COMPUTATIONAL PREDICTION OF A LARGE-SCALE HP TURBINE FLOW AGAINST MEASURED AERODYNAMIC DATA

Open Access
Author:
Doshi, Mitansh Sharad
Graduate Program:
Aerospace Engineering
Degree:
Master of Science
Document Type:
Master Thesis
Date of Defense:
November 26, 2018
Committee Members:
  • Dr. Cengiz Camci, Thesis Advisor
Keywords:
  • Turbine
  • CFD
  • Validation
  • NGV
  • Rotor
  • AFTRF
  • Turbulence model
  • K-Omega
  • Efficiency
Abstract:
This thesis presents a Reynolds-averaged Navier Stokes (RANS) equations-based computational validation of the Axial Flow Turbine Research Facility (AFTRF). The research turbine design was based on NASA’s E3 "Energy Efficient Engine" concept with 23 stationary nozzle guide vanes and a 29 blade high pressure (HP) turbine rotor. This large-scale and low-speed turbomachinery research facility provides high-resolution aerodynamic measurements from the turbine stage for the assessment of computational simulations.

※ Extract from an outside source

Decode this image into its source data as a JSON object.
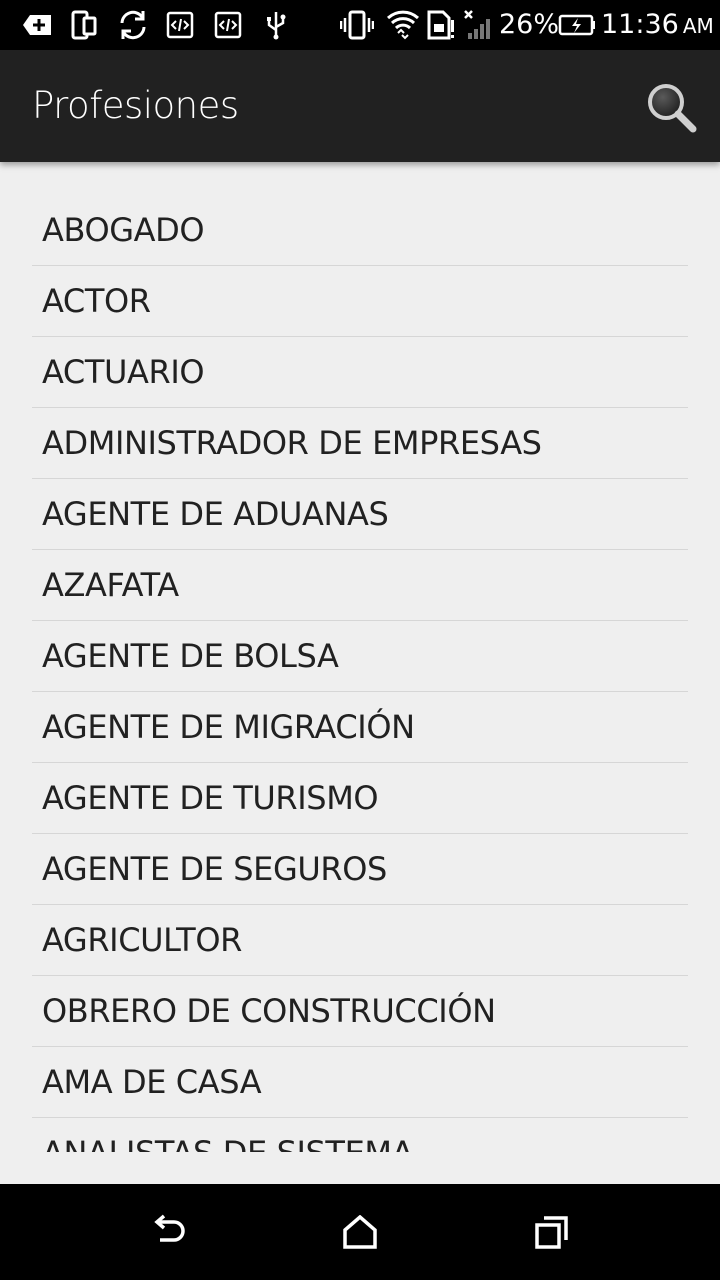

The finite volume-based general purpose fluid dynamics solver, Star CCM+, coupled with the k-ω SST turbulence model and the "Gamma transition" flow model were used. Various performance parameters were measured, including velocity profiles, nozzle/blade airfoil static pressure coefficients, and total pressure. The previously measured experimental data sets and boundary conditions from the AFTRF were used in a computational validation. NGV (Nozzle Guide Vanes) and rotor validations were performed and total-to-total efficiency was discussed. The present computational effort uses a "mixing plane" based stationary to rotating interface for stage calculations. A grid dependency assessment has been performed both on NGV and rotor flows. The computational results obtained at NGV-intraspace and rotor exit are compared to five-hole-probe based experimental data. The stage exit data from a Kiel probe are also compared to the current simulations. The current study concludes that the present computational model effectively predicts AFTRF aerodynamic flow features with good spatial resolution. An attempt is also made to compare the total-to-total efficiency distribution in the spanwise direction. The study concludes that this computational approach can be effectively used in turbine secondary flow reduction, tip leakage flow mitigation, unsteady flow computations and finally energy efficiency improvements.